I understand that I need a emit.change() dispatcher, to let all components know that something changed inside the store. But I dont understand why I need to dispatch actions rather than calling stores directly from inside the actions,

.i.e. why should I do this:

var Dispatcher = require('dispatcher');
var MyActions = {
    addItem: function(item){
        Dispatcher.dispatch({
              action: 'ADD_ITEM',
              payload: item       
       })
    }
}

rather than this:

var MyStore = require('mystore');
var MyActions = {
    addItem: function(item){
        MyStore.addItem(item);
    }
}

Is that for the case that multiple stores listen to the same event, for example when StoreA and StoreB listen to ADD_ITEM as well?


Solution

  • The dispatcher fires actions one by one, when they are called. You need a dispatcher because:

    1. You want the application state to be changed atomically. Which means, s1->s2(a1), s2->s3(a2) in a synchronous manner. Rather than s1->s3 (because of a1 and a2). If you don't do it, you will have to worry about other actions firing along with this particular action and guess how the application state will change for all those combinations. This is where all hell breaks loose and your code will become too difficult to maintain. Imagine writing an if-else block in the store for each action fired, to check if other actions are also active . The dispatcher makes sure that it does not dispatch while already dispatching. One dispatch at a time. Keeps your state tree very healthy.

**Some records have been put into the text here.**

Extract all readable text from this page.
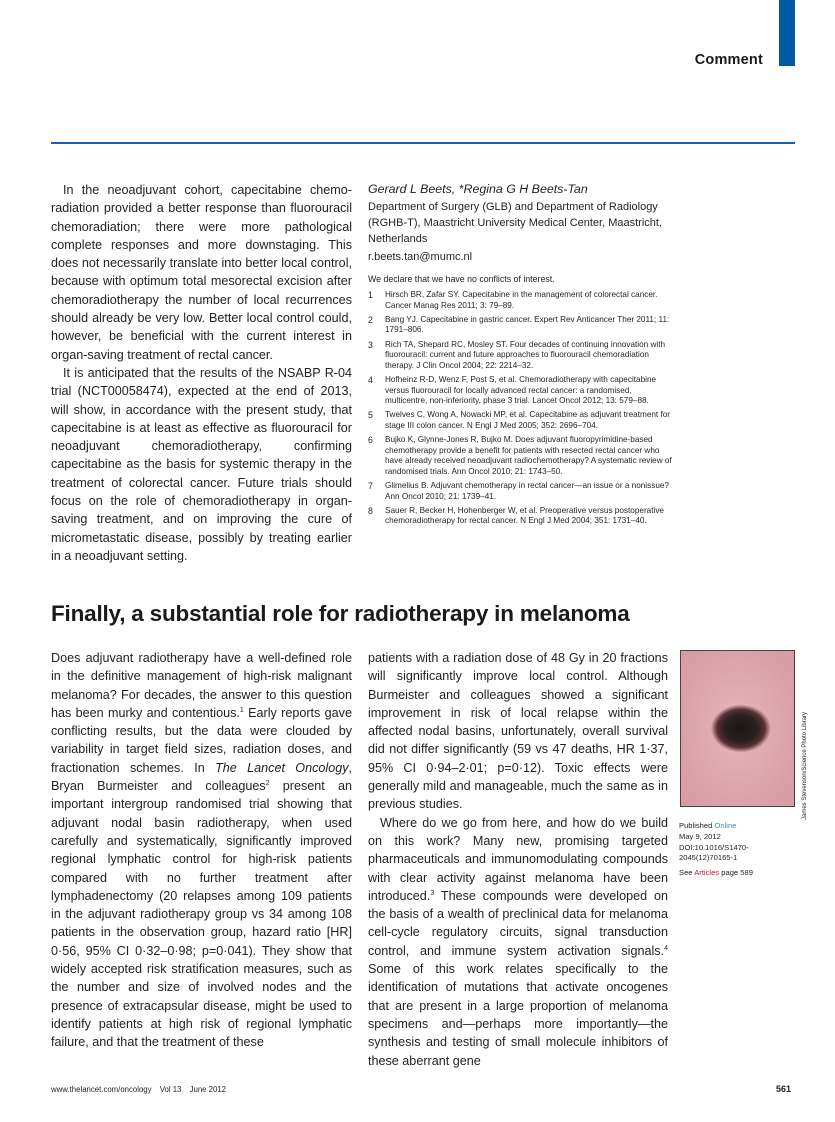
Comment

In the neoadjuvant cohort, capecitabine chemo-radiation provided a better response than fluorouracil chemoradiation; there were more pathological complete responses and more downstaging. This does not necessarily translate into better local control, because with optimum total mesorectal excision after chemoradiotherapy the number of local recurrences should already be very low. Better local control could, however, be beneficial with the current interest in organ-saving treatment of rectal cancer.

It is anticipated that the results of the NSABP R-04 trial (NCT00058474), expected at the end of 2013, will show, in accordance with the present study, that capecitabine is at least as effective as fluorouracil for neoadjuvant chemoradiotherapy, confirming capecitabine as the basis for systemic therapy in the treatment of colorectal cancer. Future trials should focus on the role of chemoradiotherapy in organ-saving treatment, and on improving the cure of micrometastatic disease, possibly by treating earlier in a neoadjuvant setting.

Gerard L Beets, *Regina G H Beets-Tan
Department of Surgery (GLB) and Department of Radiology (RGHB-T), Maastricht University Medical Center, Maastricht, Netherlands
r.beets.tan@mumc.nl
We declare that we have no conflicts of interest.
1	Hirsch BR, Zafar SY. Capecitabine in the management of colorectal cancer. Cancer Manag Res 2011; 3: 79–89.
2	Bang YJ. Capecitabine in gastric cancer. Expert Rev Anticancer Ther 2011; 11: 1791–806.
3	Rich TA, Shepard RC, Mosley ST. Four decades of continuing innovation with fluorouracil: current and future approaches to fluorouracil chemoradiation therapy. J Clin Oncol 2004; 22: 2214–32.
4	Hofheinz R-D, Wenz F, Post S, et al. Chemoradiotherapy with capecitabine versus fluorouracil for locally advanced rectal cancer: a randomised, multicentre, non-inferiority, phase 3 trial. Lancet Oncol 2012; 13: 579–88.
5	Twelves C, Wong A, Nowacki MP, et al. Capecitabine as adjuvant treatment for stage III colon cancer. N Engl J Med 2005; 352: 2696–704.
6	Bujko K, Glynne-Jones R, Bujko M. Does adjuvant fluoropyrimidine-based chemotherapy provide a benefit for patients with resected rectal cancer who have already received neoadjuvant radiochemotherapy? A systematic review of randomised trials. Ann Oncol 2010; 21: 1743–50.
7	Glimelius B. Adjuvant chemotherapy in rectal cancer—an issue or a nonissue? Ann Oncol 2010; 21: 1739–41.
8	Sauer R, Becker H, Hohenberger W, et al. Preoperative versus postoperative chemoradiotherapy for rectal cancer. N Engl J Med 2004; 351: 1731–40.
Finally, a substantial role for radiotherapy in melanoma

Does adjuvant radiotherapy have a well-defined role in the definitive management of high-risk malignant melanoma? For decades, the answer to this question has been murky and contentious.$^1$ Early reports gave conflicting results, but the data were clouded by variability in target field sizes, radiation doses, and fractionation schemes. In The Lancet Oncology, Bryan Burmeister and colleagues$^2$ present an important intergroup randomised trial showing that adjuvant nodal basin radiotherapy, when used carefully and systematically, significantly improved regional lymphatic control for high-risk patients compared with no further treatment after lymphadenectomy (20 relapses among 109 patients in the adjuvant radiotherapy group vs 34 among 108 patients in the observation group, hazard ratio [HR] 0·56, 95% CI 0·32–0·98; p=0·041). They show that widely accepted risk stratification measures, such as the number and size of involved nodes and the presence of extracapsular disease, might be used to identify patients at high risk of regional lymphatic failure, and that the treatment of these

patients with a radiation dose of 48 Gy in 20 fractions will significantly improve local control. Although Burmeister and colleagues showed a significant improvement in risk of local relapse within the affected nodal basins, unfortunately, overall survival did not differ significantly (59 vs 47 deaths, HR 1·37, 95% CI 0·94–2·01; p=0·12). Toxic effects were generally mild and manageable, much the same as in previous studies.

Where do we go from here, and how do we build on this work? Many new, promising targeted pharmaceuticals and immunomodulating compounds with clear activity against melanoma have been introduced.$^3$ These compounds were developed on the basis of a wealth of preclinical data for melanoma cell-cycle regulatory circuits, signal transduction control, and immune system activation signals.$^4$ Some of this work relates specifically to the identification of mutations that activate oncogenes that are present in a large proportion of melanoma specimens and—perhaps more importantly—the synthesis and testing of small molecule inhibitors of these aberrant gene

James Stevenson/Science Photo Library
Published Online
May 9, 2012
DOI:10.1016/S1470-
2045(12)70165-1
See Articles page 589
www.thelancet.com/oncology Vol 13 June 2012	561
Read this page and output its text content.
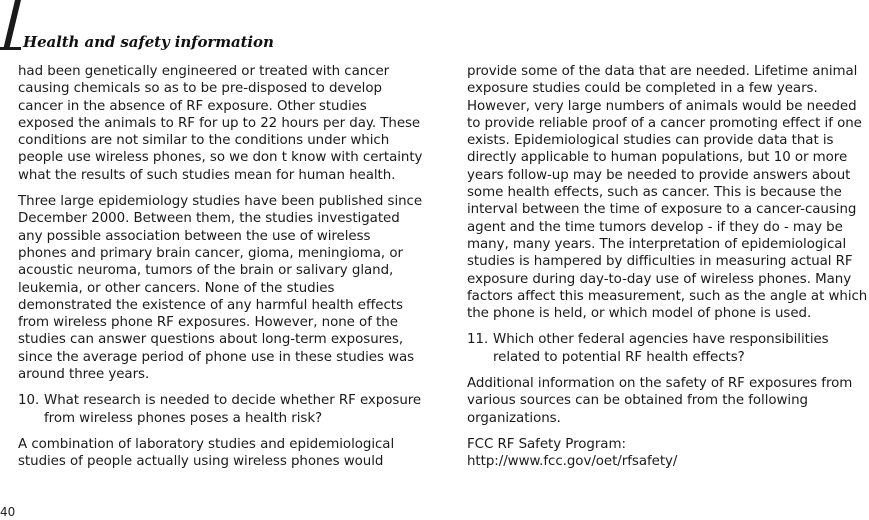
Health and safety information

had been genetically engineered or treated with cancer causing chemicals so as to be pre-disposed to develop cancer in the absence of RF exposure. Other studies exposed the animals to RF for up to 22 hours per day. These conditions are not similar to the conditions under which people use wireless phones, so we don t know with certainty what the results of such studies mean for human health.

Three large epidemiology studies have been published since December 2000. Between them, the studies investigated any possible association between the use of wireless phones and primary brain cancer, gioma, meningioma, or acoustic neuroma, tumors of the brain or salivary gland, leukemia, or other cancers. None of the studies demonstrated the existence of any harmful health effects from wireless phone RF exposures. However, none of the studies can answer questions about long-term exposures, since the average period of phone use in these studies was around three years.

10. What research is needed to decide whether RF exposure from wireless phones poses a health risk?

A combination of laboratory studies and epidemiological studies of people actually using wireless phones would

provide some of the data that are needed. Lifetime animal exposure studies could be completed in a few years. However, very large numbers of animals would be needed to provide reliable proof of a cancer promoting effect if one exists. Epidemiological studies can provide data that is directly applicable to human populations, but 10 or more years follow-up may be needed to provide answers about some health effects, such as cancer. This is because the interval between the time of exposure to a cancer-causing agent and the time tumors develop - if they do - may be many, many years. The interpretation of epidemiological studies is hampered by difficulties in measuring actual RF exposure during day-to-day use of wireless phones. Many factors affect this measurement, such as the angle at which the phone is held, or which model of phone is used.

11. Which other federal agencies have responsibilities related to potential RF health effects?

Additional information on the safety of RF exposures from various sources can be obtained from the following organizations.

FCC RF Safety Program:

http://www.fcc.gov/oet/rfsafety/

40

    2. Also the dispatcher maintains an array of callbacks to fire for each 'action'. This is useful for calling callbacks on multiple stores for the same action. When a store subscribes to an action (using register), the dispatcher adds the registerHandler associated with it and adds it to an array. With the help of this, you can register/unregister your stores when you need them. And depending on the action type, you can make changes accordingly to all the stores registered. If you don't use a dispatcher, you will have to worry about all the stores which have to notified, when you are writing the action part. Bad!

    3. With this kind of approach, the only thing you have to focus on, is hitting the dispatcher with an action. The rest is upto the dispatcher which notifies all the stores which need to change based on the action. Since the stores have callbacks which trigger the views, those callbacks can be called as and when needed. This keeps your code very modular.